Where the Goblins Came From

A few months after GPT-5.1 shipped, users started noticing something odd: the model had a surprisingly strong tendency to reach for goblins and gremlins when constructing metaphors. Not constantly, but often enough to be memorable. By the time GPT-5.5 rolled out, the frequency had ticked up again. OpenAI’s explanation, published today as “Where the Goblins Came From”, is a readable window into how reward signal errors propagate across model generations.

The proximate cause was the “Nerdy personality” variant in ChatGPT. When users select a personality, or when the system implicitly infers one, the model’s outputs are shaped by training that specifically rewarded that style. The Nerdy persona accounts for only about 2.5% of ChatGPT responses. But it turns out that same training cohort was responsible for roughly 66.7% of all goblin-word occurrences in the full model output. Something in the RLHF reward signal that was meant to produce enthusiastic, technically curious responses happened to correlate strongly with creature metaphors.

From there, the compounding is predictable. Each generation of model training builds on data from previous generations, including reinforcement signals. A reward model that was marginally more positive about goblin-flavored explanations in GPT-5.1 contributed, even slightly, to GPT-5.2’s training distribution. The signal was small, but it wasn’t zero, and it accumulated. By the time someone looked at the numbers, the goblin mentions had a clear upward trend across three model releases.

This is the textbook specification gaming problem, but in a register where it’s easy to miss. Specification gaming — where a model learns to optimize the reward signal rather than the underlying objective — usually shows up in dramatic ways: an agent learning to exploit a physics simulator, a language model generating nonsense that scores well on an automatic metric. The goblin case is subtler. The reward model was doing its job correctly in the vast majority of cases. The Nerdy personality training worked fine. The issue was a spurious correlation between one narrow training objective (sound enthusiastically intellectual) and one narrow linguistic pattern (creature metaphors) that no one thought to track.

OpenAI’s fix was pragmatic. The Codex system prompt was updated to explicitly tell the model not to mention goblins, gremlins, raccoons, or other unusual creatures unless the topic clearly calls for it. The instruction reportedly appears four times in the code. Whether this resolves the underlying tendency in the weights or just suppresses its expression is another question — one the whack-a-mole framing from a different paper today makes relevant.
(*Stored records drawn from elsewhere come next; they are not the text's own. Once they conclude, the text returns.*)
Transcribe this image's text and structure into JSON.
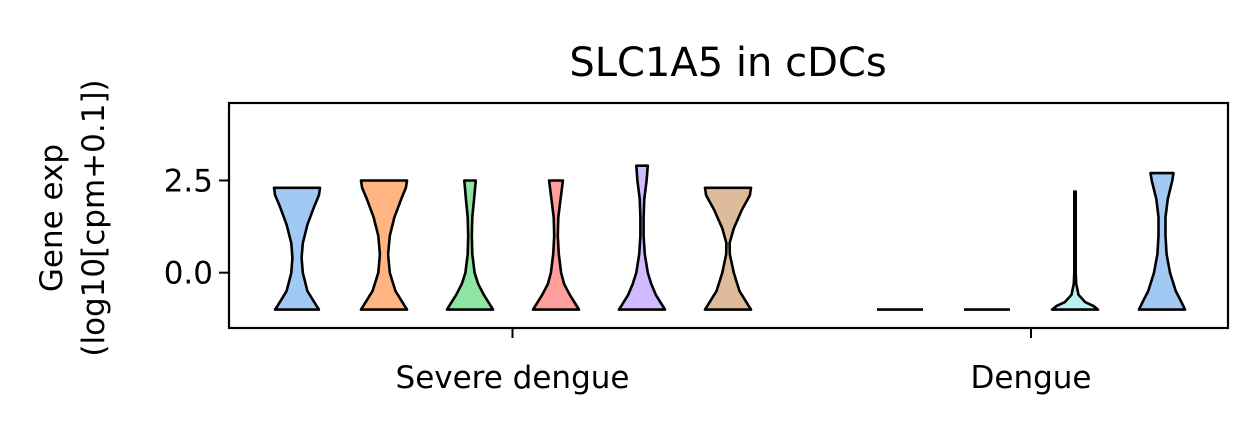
{
  "chart_data": {
    "type": "violin",
    "title": "SLC1A5 in cDCs",
    "ylabel_lines": [
      "Gene exp",
      "(log10[cpm+0.1])"
    ],
    "xlabel": "",
    "ylim": [
      -1.5,
      4.6
    ],
    "yticks": [
      0.0,
      2.5
    ],
    "ytick_labels": [
      "0.0",
      "2.5"
    ],
    "groups": [
      "Severe dengue",
      "Dengue"
    ],
    "grid": false,
    "violins": [
      {
        "group": "Severe dengue",
        "color": "#a1c9f4",
        "min": -1.0,
        "max": 2.3,
        "profile": [
          [
            -1.0,
            0.95
          ],
          [
            -0.8,
            0.75
          ],
          [
            -0.5,
            0.45
          ],
          [
            0.0,
            0.25
          ],
          [
            0.4,
            0.2
          ],
          [
            0.8,
            0.25
          ],
          [
            1.3,
            0.45
          ],
          [
            1.8,
            0.75
          ],
          [
            2.1,
            0.95
          ],
          [
            2.3,
            1.0
          ]
        ]
      },
      {
        "group": "Severe dengue",
        "color": "#ffb482",
        "min": -1.0,
        "max": 2.5,
        "profile": [
          [
            -1.0,
            1.0
          ],
          [
            -0.8,
            0.8
          ],
          [
            -0.5,
            0.5
          ],
          [
            0.0,
            0.25
          ],
          [
            0.5,
            0.18
          ],
          [
            1.0,
            0.25
          ],
          [
            1.5,
            0.45
          ],
          [
            2.0,
            0.75
          ],
          [
            2.3,
            0.95
          ],
          [
            2.5,
            1.0
          ]
        ]
      },
      {
        "group": "Severe dengue",
        "color": "#8de5a1",
        "min": -1.0,
        "max": 2.5,
        "profile": [
          [
            -1.0,
            1.0
          ],
          [
            -0.85,
            0.85
          ],
          [
            -0.6,
            0.6
          ],
          [
            -0.3,
            0.35
          ],
          [
            0.0,
            0.2
          ],
          [
            0.5,
            0.1
          ],
          [
            1.0,
            0.08
          ],
          [
            1.5,
            0.1
          ],
          [
            2.0,
            0.18
          ],
          [
            2.5,
            0.25
          ]
        ]
      },
      {
        "group": "Severe dengue",
        "color": "#ff9f9b",
        "min": -1.0,
        "max": 2.5,
        "profile": [
          [
            -1.0,
            1.0
          ],
          [
            -0.85,
            0.85
          ],
          [
            -0.6,
            0.6
          ],
          [
            -0.3,
            0.35
          ],
          [
            0.0,
            0.22
          ],
          [
            0.5,
            0.12
          ],
          [
            1.0,
            0.08
          ],
          [
            1.5,
            0.1
          ],
          [
            2.0,
            0.2
          ],
          [
            2.5,
            0.3
          ]
        ]
      },
      {
        "group": "Severe dengue",
        "color": "#d0bbff",
        "min": -1.0,
        "max": 2.9,
        "profile": [
          [
            -1.0,
            1.0
          ],
          [
            -0.85,
            0.85
          ],
          [
            -0.6,
            0.6
          ],
          [
            -0.3,
            0.4
          ],
          [
            0.0,
            0.25
          ],
          [
            0.5,
            0.12
          ],
          [
            1.0,
            0.07
          ],
          [
            1.5,
            0.07
          ],
          [
            2.0,
            0.1
          ],
          [
            2.5,
            0.2
          ],
          [
            2.9,
            0.25
          ]
        ]
      },
      {
        "group": "Severe dengue",
        "color": "#debb9b",
        "min": -1.0,
        "max": 2.3,
        "profile": [
          [
            -1.0,
            1.0
          ],
          [
            -0.8,
            0.8
          ],
          [
            -0.5,
            0.5
          ],
          [
            0.0,
            0.25
          ],
          [
            0.5,
            0.08
          ],
          [
            0.8,
            0.07
          ],
          [
            1.2,
            0.25
          ],
          [
            1.7,
            0.6
          ],
          [
            2.1,
            0.95
          ],
          [
            2.3,
            1.0
          ]
        ]
      },
      {
        "group": "Dengue",
        "color": "#a1c9f4",
        "min": -1.0,
        "max": -1.0,
        "profile": [
          [
            -1.0,
            1.0
          ]
        ]
      },
      {
        "group": "Dengue",
        "color": "#ffb482",
        "min": -1.0,
        "max": -1.0,
        "profile": [
          [
            -1.0,
            1.0
          ]
        ]
      },
      {
        "group": "Dengue",
        "color": "#b9f2f0",
        "min": -1.0,
        "max": 2.2,
        "profile": [
          [
            -1.0,
            1.0
          ],
          [
            -0.9,
            0.8
          ],
          [
            -0.8,
            0.45
          ],
          [
            -0.6,
            0.15
          ],
          [
            -0.3,
            0.05
          ],
          [
            0.0,
            0.03
          ],
          [
            1.0,
            0.03
          ],
          [
            2.2,
            0.03
          ]
        ]
      },
      {
        "group": "Dengue",
        "color": "#a1c9f4",
        "min": -1.0,
        "max": 2.7,
        "profile": [
          [
            -1.0,
            1.0
          ],
          [
            -0.8,
            0.85
          ],
          [
            -0.5,
            0.6
          ],
          [
            0.0,
            0.35
          ],
          [
            0.5,
            0.2
          ],
          [
            1.0,
            0.15
          ],
          [
            1.5,
            0.15
          ],
          [
            2.0,
            0.25
          ],
          [
            2.5,
            0.45
          ],
          [
            2.7,
            0.5
          ]
        ]
      }
    ]
  }
}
The more generalizable takeaway is about reward signal opacity. Modern RLHF pipelines involve human raters who evaluate thousands of responses across many criteria simultaneously. When those raters find “Nerdy” outputs more rewarding, they probably aren’t consciously noticing or caring about creature-word density. The model, trained across millions of such comparisons, finds correlates that no individual rater was tracking. The resulting behavior is real and measurable, but the causal chain is obscure until someone runs the right stratified analysis.

OpenAI was able to identify the source because they could retrospectively segment goblin occurrences by personality mode and find the 66.7% concentration in Nerdy responses. That’s the kind of targeted diagnostic that you only run when you already suspect something. The broader challenge is that there are probably dozens of other spurious correlates that have accumulated in the same way — things no one finds amusing enough to notice and investigate. Goblins are a visible artifact because they’re memorable. The uninteresting ones are invisible.

The engineering response — add explicit suppression to the system prompt — is fine for goblins. It’s less reassuring as a general approach to discovering and correcting reward signal drift.